Ed ho incontrato i “miei preti” (mi fa sempre impressione parlare dei “miei” preti, così come sono ogni volta sorpreso e trepidante quando, concelebrando con voi, vi sento pregare “per il nostro vescovo Renato”): voglio rendere testimonianza alle opere buone, alla pazienza nella tribolazione, alla perseveranza in mezzo alle prove, alla carità, la fede e la costanza. Come ho scritto a quelli di voi che lasciano un ministero diretto per raggiunti – e anche oltrepassati – limiti di età: «In questo momento desidero dirLe il ringraziamento dell’Archidiocesi tutta e mio personale per la lunga e generosa attività svolta in questi anni di ministero pastorale. Posso immaginare i Suoi sentimenti: tanti ricordi, tante esperienze umane e spirituali, tanti sacrifici e rinunce, tanto bene seminato gratuitamente nel silenzio e nella donazione senza calcolo, tante vite accolte, accompagnate, sostenute e consolate, tante lacrime versate in solitudine che hanno reso misteriosamente fecondo il ministero pastorale. Solo il buon Dio conosce i dettagli di tutta una vita spesa al servizio del Vangelo e dei fratelli; solo Lui può ricompensare degnamente il suo servo fedele. Un prete però non va “in pensione”: oso sperare dunque – e La prego di farlo – che Ella vorrà continuare ad accompagnare con la preghiera ed il Suo prezioso ministero, ricco della sapienza e dell’esperienza accumulate e secondo le Sue possibilità, il cammino del popolo di Dio in terra spoletana-nursina».

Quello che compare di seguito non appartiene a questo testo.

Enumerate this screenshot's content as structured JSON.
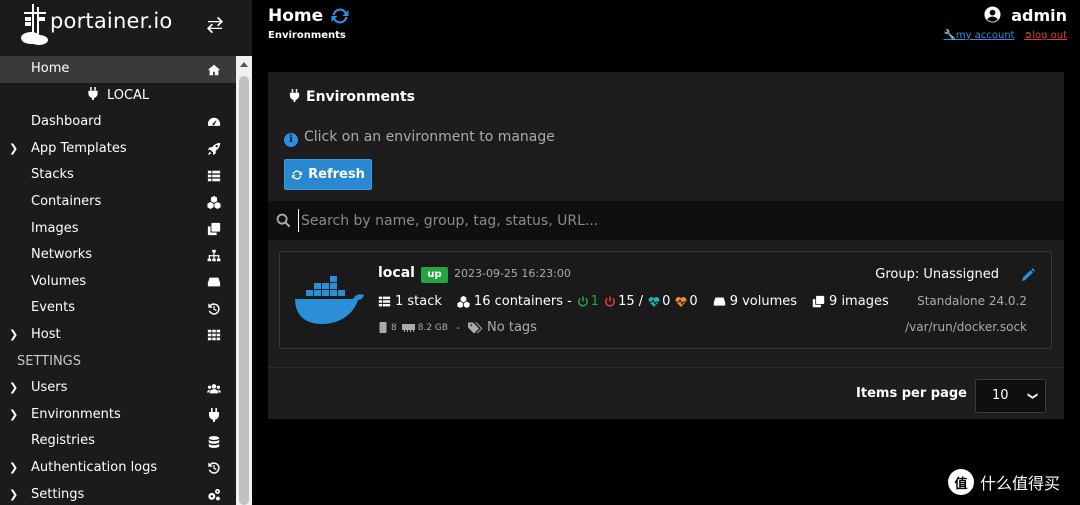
{
  "app": {
    "logo_text": "portainer.io"
  },
  "sidebar": {
    "items": [
      {
        "label": "Home",
        "icon": "home-icon",
        "active": true
      },
      {
        "label": "LOCAL",
        "icon": "plug-icon"
      },
      {
        "label": "Dashboard",
        "icon": "tachometer-icon"
      },
      {
        "label": "App Templates",
        "icon": "rocket-icon",
        "expandable": true
      },
      {
        "label": "Stacks",
        "icon": "th-list-icon"
      },
      {
        "label": "Containers",
        "icon": "cubes-icon"
      },
      {
        "label": "Images",
        "icon": "clone-icon"
      },
      {
        "label": "Networks",
        "icon": "sitemap-icon"
      },
      {
        "label": "Volumes",
        "icon": "hdd-icon"
      },
      {
        "label": "Events",
        "icon": "history-icon"
      },
      {
        "label": "Host",
        "icon": "th-icon",
        "expandable": true
      },
      {
        "label": "SETTINGS"
      },
      {
        "label": "Users",
        "icon": "users-icon",
        "expandable": true
      },
      {
        "label": "Environments",
        "icon": "plug-icon",
        "expandable": true
      },
      {
        "label": "Registries",
        "icon": "database-icon"
      },
      {
        "label": "Authentication logs",
        "icon": "history-icon",
        "expandable": true
      },
      {
        "label": "Settings",
        "icon": "cogs-icon",
        "expandable": true
      }
    ]
  },
  "header": {
    "title": "Home",
    "breadcrumb": "Environments",
    "username": "admin",
    "my_account": "my account",
    "log_out": "log out"
  },
  "panel": {
    "title": "Environments",
    "info": "Click on an environment to manage",
    "refresh_label": "Refresh",
    "search_placeholder": "Search by name, group, tag, status, URL..."
  },
  "environment": {
    "name": "local",
    "status": "up",
    "last_check": "2023-09-25 16:23:00",
    "stacks": "1 stack",
    "containers": "16 containers -",
    "running": "1",
    "stopped": "15 /",
    "healthy": "0",
    "unhealthy": "0",
    "volumes": "9 volumes",
    "images": "9 images",
    "cpu": "8",
    "memory": "8.2 GB",
    "separator": "-",
    "tags": "No tags",
    "group": "Group: Unassigned",
    "engine": "Standalone 24.0.2",
    "socket": "/var/run/docker.sock"
  },
  "pagination": {
    "items_per_page_label": "Items per page",
    "items_per_page_value": "10"
  },
  "watermark": {
    "logo_char": "值",
    "text": "什么值得买"
  },
  "colors": {
    "accent_blue": "#2988cf",
    "status_green": "#23a53f",
    "logout_red": "#e23c3c",
    "docker_blue": "#2a8fd6"
  }
}
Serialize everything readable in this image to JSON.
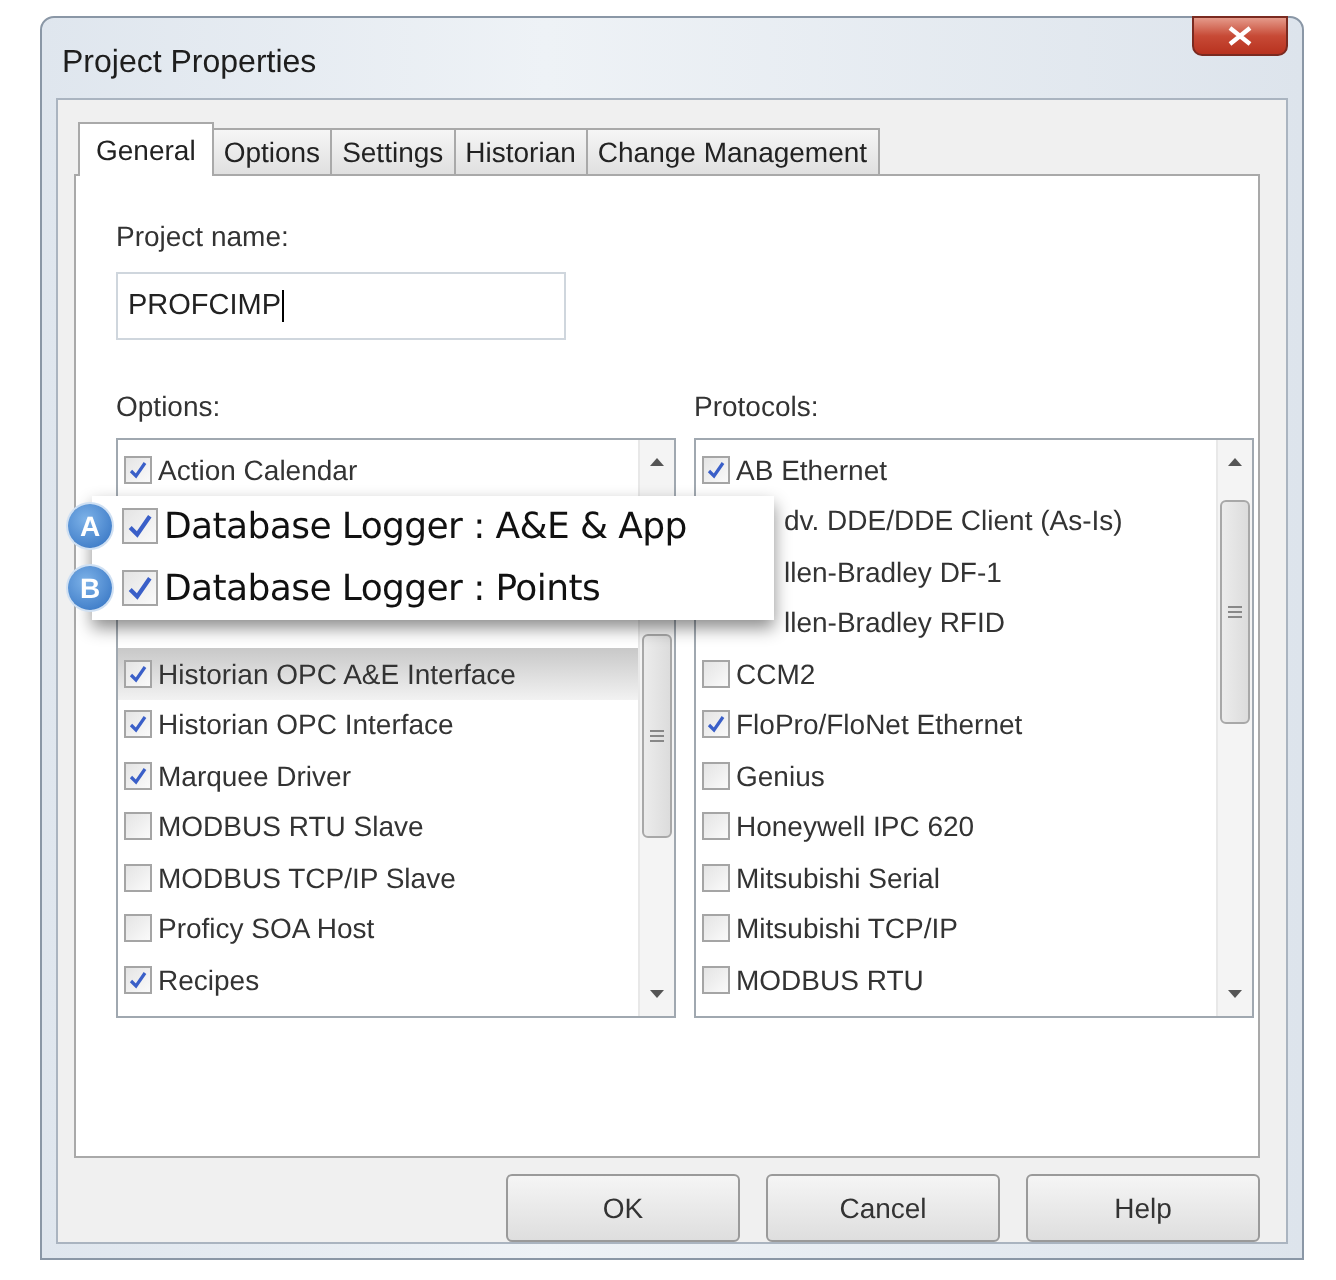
{
  "window": {
    "title": "Project Properties"
  },
  "tabs": [
    {
      "label": "General",
      "selected": true
    },
    {
      "label": "Options",
      "selected": false
    },
    {
      "label": "Settings",
      "selected": false
    },
    {
      "label": "Historian",
      "selected": false
    },
    {
      "label": "Change Management",
      "selected": false
    }
  ],
  "project_name": {
    "label": "Project name:",
    "value": "PROFCIMP"
  },
  "options": {
    "label": "Options:",
    "items": [
      {
        "kind": "item",
        "label": "Action Calendar",
        "checked": true
      },
      {
        "kind": "callout",
        "entries": [
          {
            "badge": "A",
            "label": "Database Logger : A&E & App",
            "checked": true
          },
          {
            "badge": "B",
            "label": "Database Logger : Points",
            "checked": true
          }
        ]
      },
      {
        "kind": "item",
        "label": "Historian OPC A&E Interface",
        "checked": true,
        "shaded": true
      },
      {
        "kind": "item",
        "label": "Historian OPC Interface",
        "checked": true
      },
      {
        "kind": "item",
        "label": "Marquee Driver",
        "checked": true
      },
      {
        "kind": "item",
        "label": "MODBUS RTU Slave",
        "checked": false
      },
      {
        "kind": "item",
        "label": "MODBUS TCP/IP Slave",
        "checked": false
      },
      {
        "kind": "item",
        "label": "Proficy SOA Host",
        "checked": false
      },
      {
        "kind": "item",
        "label": "Recipes",
        "checked": true
      }
    ]
  },
  "protocols": {
    "label": "Protocols:",
    "items": [
      {
        "kind": "item",
        "label": "AB Ethernet",
        "checked": true
      },
      {
        "kind": "covered",
        "label": "dv. DDE/DDE Client (As-Is)"
      },
      {
        "kind": "covered",
        "label": "llen-Bradley DF-1"
      },
      {
        "kind": "covered",
        "label": "llen-Bradley RFID"
      },
      {
        "kind": "item",
        "label": "CCM2",
        "checked": false
      },
      {
        "kind": "item",
        "label": "FloPro/FloNet Ethernet",
        "checked": true
      },
      {
        "kind": "item",
        "label": "Genius",
        "checked": false
      },
      {
        "kind": "item",
        "label": "Honeywell IPC 620",
        "checked": false
      },
      {
        "kind": "item",
        "label": "Mitsubishi Serial",
        "checked": false
      },
      {
        "kind": "item",
        "label": "Mitsubishi TCP/IP",
        "checked": false
      },
      {
        "kind": "item",
        "label": "MODBUS RTU",
        "checked": false
      }
    ]
  },
  "buttons": [
    "OK",
    "Cancel",
    "Help"
  ]
}
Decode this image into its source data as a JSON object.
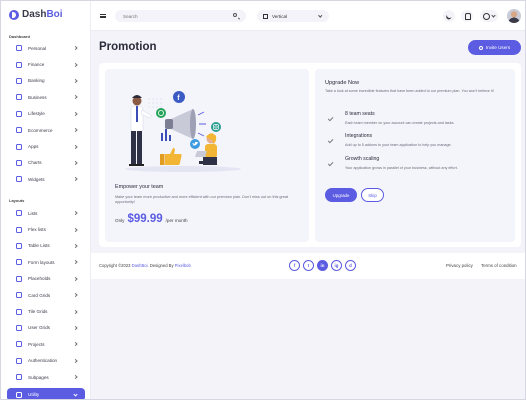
{
  "brand": {
    "name_prefix": "Dash",
    "name_suffix": "Boi"
  },
  "sidebar": {
    "section_dashboard": "Dashboard",
    "dashboard_items": [
      {
        "label": "Personal",
        "icon": "home-icon"
      },
      {
        "label": "Finance",
        "icon": "finance-icon"
      },
      {
        "label": "Banking",
        "icon": "bank-icon"
      },
      {
        "label": "Business",
        "icon": "business-icon"
      },
      {
        "label": "Lifestyle",
        "icon": "lifestyle-icon"
      },
      {
        "label": "Ecommerce",
        "icon": "cart-icon"
      },
      {
        "label": "Apps",
        "icon": "apps-icon"
      },
      {
        "label": "Charts",
        "icon": "charts-icon"
      },
      {
        "label": "Widgets",
        "icon": "widgets-icon"
      }
    ],
    "section_layouts": "Layouts",
    "layout_items": [
      {
        "label": "Lists",
        "icon": "lists-icon"
      },
      {
        "label": "Flex lists",
        "icon": "flex-lists-icon"
      },
      {
        "label": "Table Lists",
        "icon": "table-lists-icon"
      },
      {
        "label": "Form layouts",
        "icon": "form-icon"
      },
      {
        "label": "Placeholds",
        "icon": "placeholder-icon"
      },
      {
        "label": "Card Grids",
        "icon": "card-grid-icon"
      },
      {
        "label": "Tile Grids",
        "icon": "tile-grid-icon"
      },
      {
        "label": "User Grids",
        "icon": "user-grid-icon"
      },
      {
        "label": "Projects",
        "icon": "projects-icon"
      },
      {
        "label": "Authentication",
        "icon": "lock-icon"
      },
      {
        "label": "Subpages",
        "icon": "subpages-icon"
      }
    ],
    "active_item": {
      "label": "Utility",
      "icon": "utility-icon"
    }
  },
  "topbar": {
    "search_placeholder": "Search",
    "layout_value": "Vertical"
  },
  "main": {
    "title": "Promotion",
    "invite_label": "Invite Users"
  },
  "promo": {
    "title": "Empower your team",
    "description": "Make your team more productive and more efficient with our premium plan. Don't miss out on this great opportunity!",
    "price_prefix": "Only",
    "price": "$99.99",
    "price_suffix": "/per month"
  },
  "upgrade": {
    "title": "Upgrade Now",
    "description": "Take a look at some incredible features that have been added to our premium plan. You won't believe it!",
    "features": [
      {
        "title": "8 team seats",
        "desc": "Each team member on your account can create projects and tasks."
      },
      {
        "title": "Integrations",
        "desc": "Add up to 5 addons to your team application to help you manage."
      },
      {
        "title": "Growth scaling",
        "desc": "Your application grows in parallel of your business, without any effort."
      }
    ],
    "upgrade_label": "Upgrade",
    "skip_label": "Skip"
  },
  "footer": {
    "copyright_prefix": "Copyright ©2023",
    "brand": "DashBoi",
    "designed_by": ". Designed By",
    "designer": "Pixelbob",
    "socials": [
      "f",
      "t",
      "in",
      "ig",
      "d"
    ],
    "privacy": "Privacy policy",
    "terms": "Terms of condition"
  },
  "colors": {
    "accent": "#5b5ce2",
    "background": "#f3f3f9"
  }
}
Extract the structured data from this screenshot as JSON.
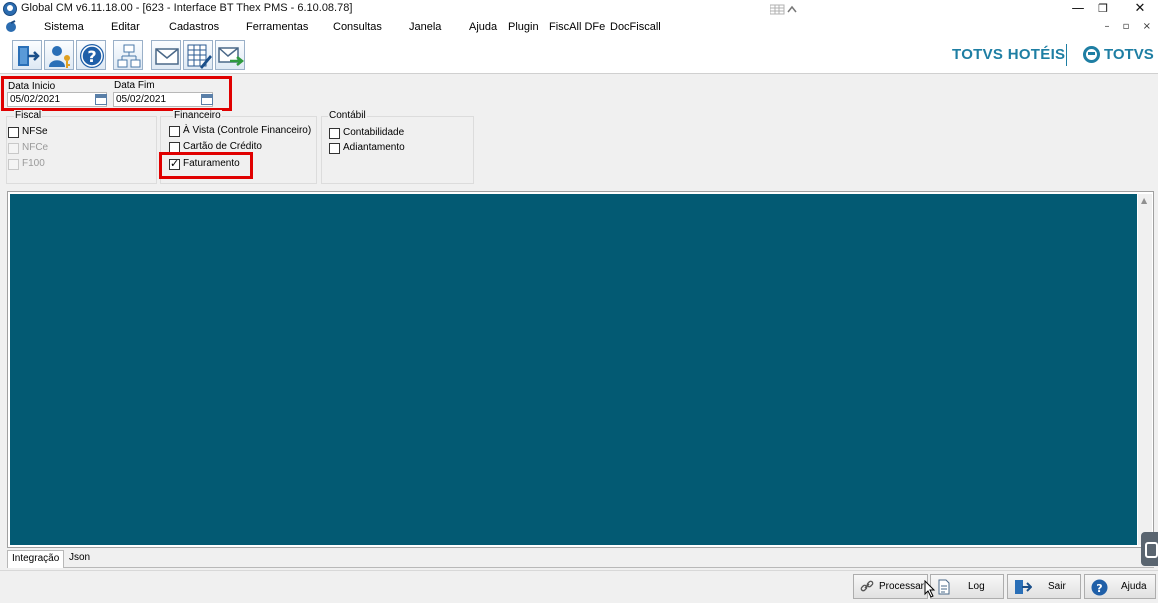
{
  "window": {
    "title": "Global CM v6.11.18.00 - [623 - Interface BT Thex PMS - 6.10.08.78]",
    "controls": {
      "minimize": "—",
      "restore": "❐",
      "close": "✕"
    }
  },
  "menu": {
    "items": [
      "Sistema",
      "Editar",
      "Cadastros",
      "Ferramentas",
      "Consultas",
      "Janela",
      "Ajuda",
      "Plugin",
      "FiscAll DFe",
      "DocFiscall"
    ],
    "mdi_controls": "– ▫ ×"
  },
  "toolbar": {
    "buttons": [
      {
        "icon": "exit-door-icon"
      },
      {
        "icon": "user-key-icon"
      },
      {
        "icon": "help-icon"
      },
      {
        "icon": "network-icon"
      },
      {
        "icon": "mail-icon"
      },
      {
        "icon": "spreadsheet-edit-icon"
      },
      {
        "icon": "mail-forward-icon"
      }
    ],
    "brand_hoteis": "TOTVS HOTÉIS",
    "brand_totvs": "TOTVS",
    "brand_color": "#1e7ea3"
  },
  "filters": {
    "data_inicio_label": "Data Inicio",
    "data_inicio_value": "05/02/2021",
    "data_fim_label": "Data Fim",
    "data_fim_value": "05/02/2021"
  },
  "groups": {
    "fiscal": {
      "title": "Fiscal",
      "options": [
        {
          "label": "NFSe",
          "checked": false,
          "enabled": true
        },
        {
          "label": "NFCe",
          "checked": false,
          "enabled": false
        },
        {
          "label": "F100",
          "checked": false,
          "enabled": false
        }
      ]
    },
    "financeiro": {
      "title": "Financeiro",
      "options": [
        {
          "label": "À Vista (Controle Financeiro)",
          "checked": false,
          "enabled": true
        },
        {
          "label": "Cartão de Crédito",
          "checked": false,
          "enabled": true
        },
        {
          "label": "Faturamento",
          "checked": true,
          "enabled": true
        }
      ]
    },
    "contabil": {
      "title": "Contábil",
      "options": [
        {
          "label": "Contabilidade",
          "checked": false,
          "enabled": true
        },
        {
          "label": "Adiantamento",
          "checked": false,
          "enabled": true
        }
      ]
    }
  },
  "main": {
    "background": "#035a73",
    "tabs": [
      "Integração",
      "Json"
    ],
    "active_tab": "Integração"
  },
  "bottom": {
    "processar_label": "Processar",
    "log_label": "Log",
    "sair_label": "Sair",
    "ajuda_label": "Ajuda"
  },
  "highlight_color": "#e00000"
}
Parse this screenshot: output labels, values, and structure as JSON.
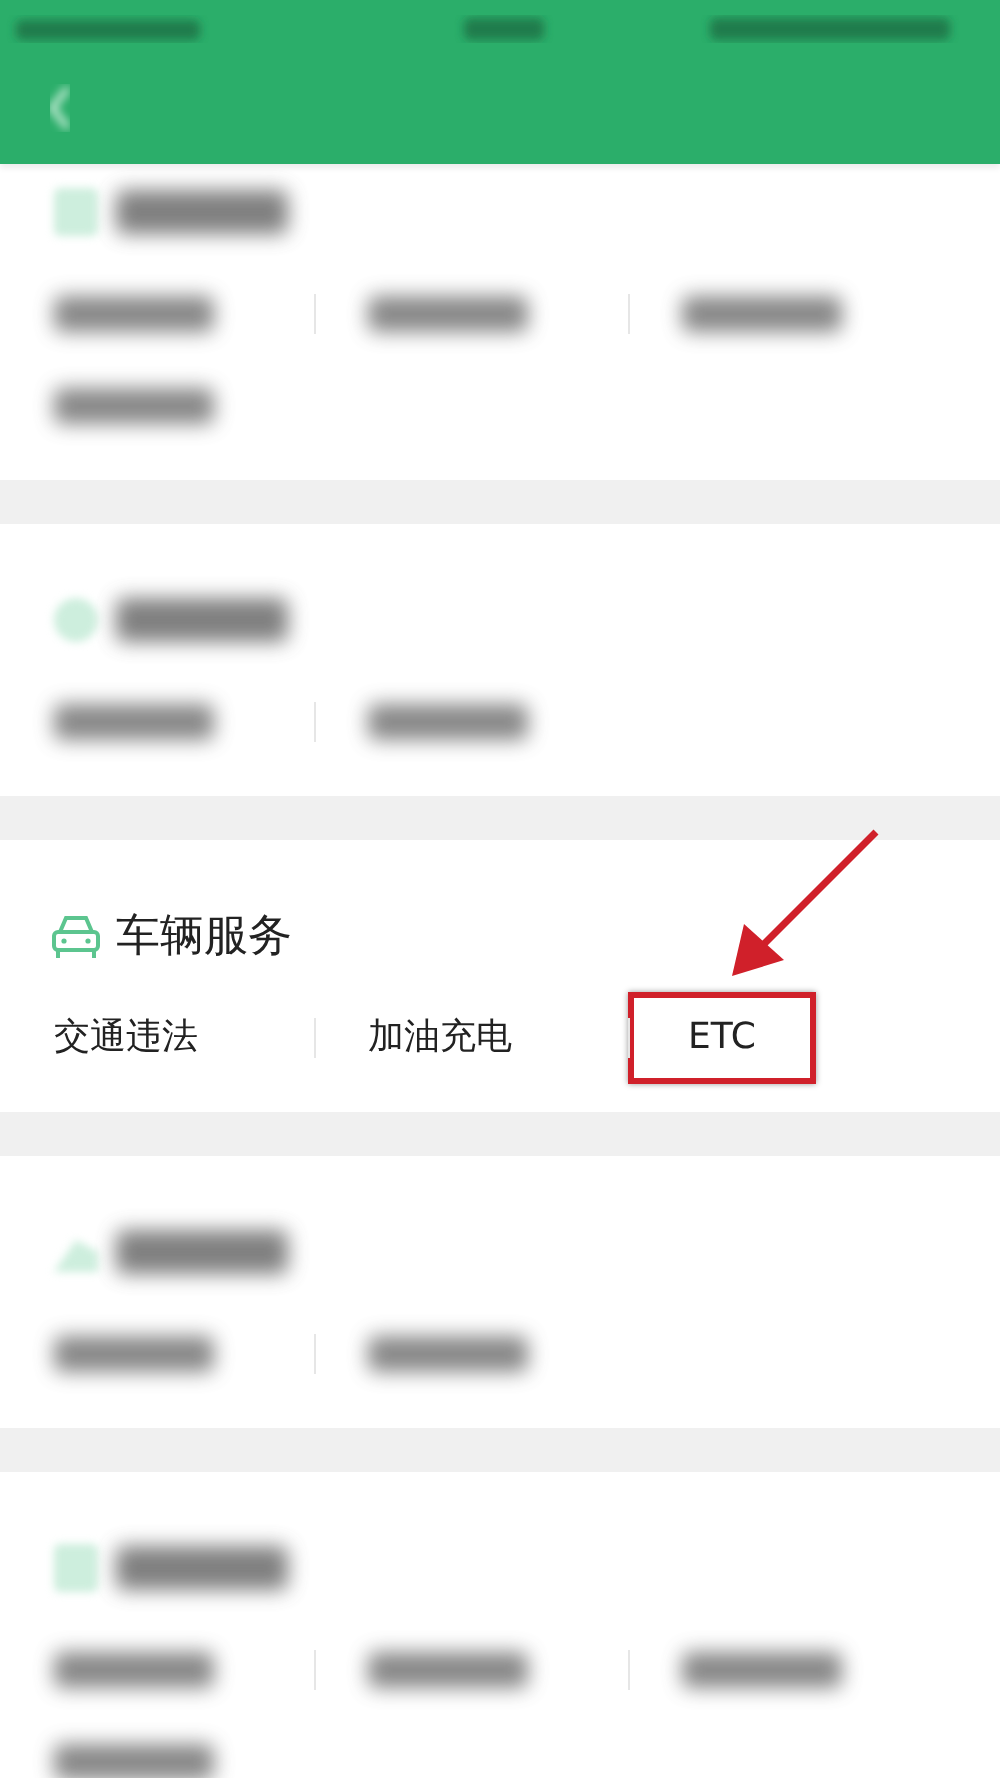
{
  "sections": [
    {
      "kind": "blurred",
      "items": [
        {
          "kind": "blurred"
        },
        {
          "kind": "blurred"
        },
        {
          "kind": "blurred"
        },
        {
          "kind": "blurred"
        }
      ]
    },
    {
      "kind": "blurred",
      "items": [
        {
          "kind": "blurred"
        },
        {
          "kind": "blurred"
        }
      ]
    },
    {
      "kind": "clear",
      "title": "车辆服务",
      "items": [
        {
          "kind": "text",
          "label": "交通违法",
          "highlighted": false
        },
        {
          "kind": "text",
          "label": "加油充电",
          "highlighted": false
        },
        {
          "kind": "text",
          "label": "ETC",
          "highlighted": true
        }
      ]
    },
    {
      "kind": "blurred",
      "items": [
        {
          "kind": "blurred"
        },
        {
          "kind": "blurred"
        }
      ]
    },
    {
      "kind": "blurred",
      "items": [
        {
          "kind": "blurred"
        },
        {
          "kind": "blurred"
        },
        {
          "kind": "blurred"
        },
        {
          "kind": "blurred"
        }
      ]
    }
  ]
}
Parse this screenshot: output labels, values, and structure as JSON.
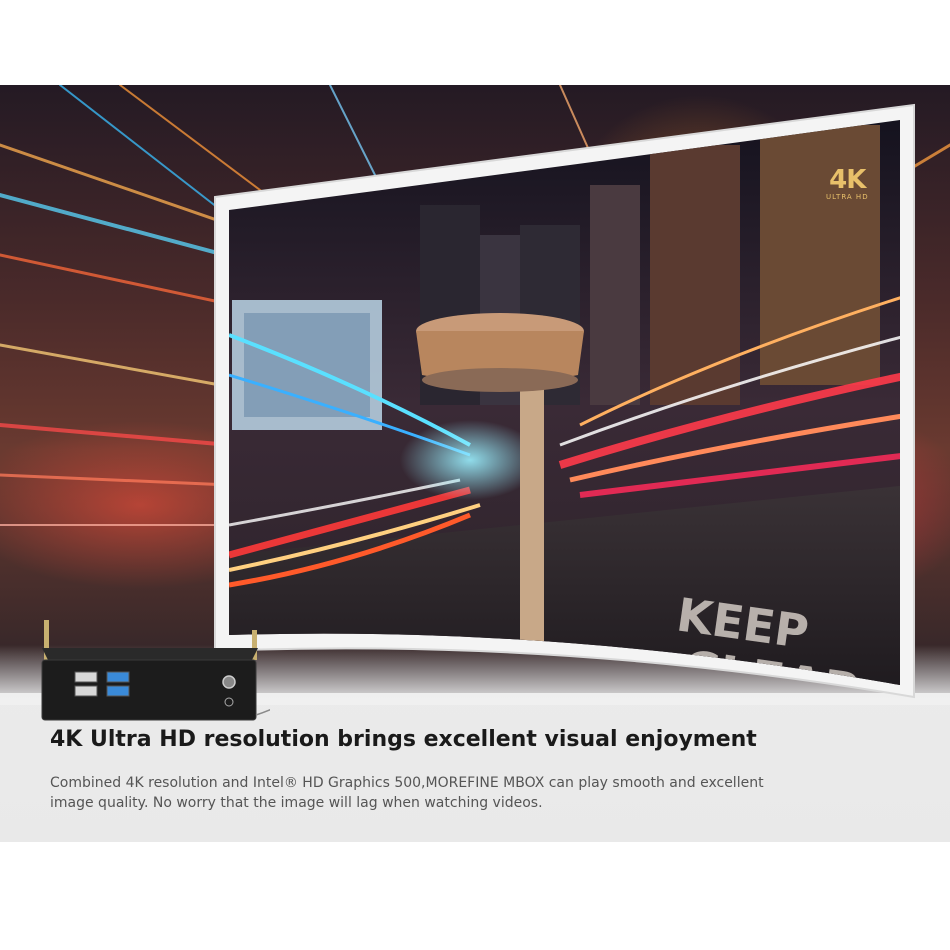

Sono tanto grato a Dio che mi ha “donato” questa Chiesa di Spoleto-Norcia, alla quale sono stato inviato come Vescovo con il compito – per dirla con san Pietro – di pascere il gregge di Dio che mi è affidato, sorvegliandolo non per forza ma volentieri secondo Dio; non per vile interesse, ma di buon animo; non spadroneggiando sulle persone a me affidate, ma facendomi modello del gregge (cf 1 Pt 5, 2-3). Grave  responsabilità e formidabile peso! In questa ottica e con questa prospettiva sto tentando di declinare il mio ministero in mezzo a voi, ben cosciente della mia povertà ed inadeguatezza ma anche sicuro dell’assistenza divina e della vostra benevolenza. Nell’ascolto e nella ricerca comune, sono state esaminate situazioni e circostanze, valutate proposte, ipotizzate risposte, con un unico intento: ricercare e promuovere il bene di tutti, dei preti, dei fedeli, della diocesi. Di fronte alle esigenze rilevate, si è trattato di operare una scelta difficile e coraggiosa: lasciare tutto così come sta e dedicarsi alla cosiddetta “pastorale di conservazione e contenimento”, o mettere in atto alcuni cambiamenti che, a cascata, ne avrebbero necessariamente provocati altri. Dopo aver pregato e chiesto il parere di persone sagge e prudenti, ho scelto la seconda strada, certamente più ardua e rischiosa. Non posso infatti dimenticare che “pascere” non significa necessariamente “accondiscendere” e che è necessario custodire la propria libertà interiore con la sola preoccupazione di piacere «a Dio, che prova i nostri cuori» (1 Tess 2,4; cf Gal 1,10).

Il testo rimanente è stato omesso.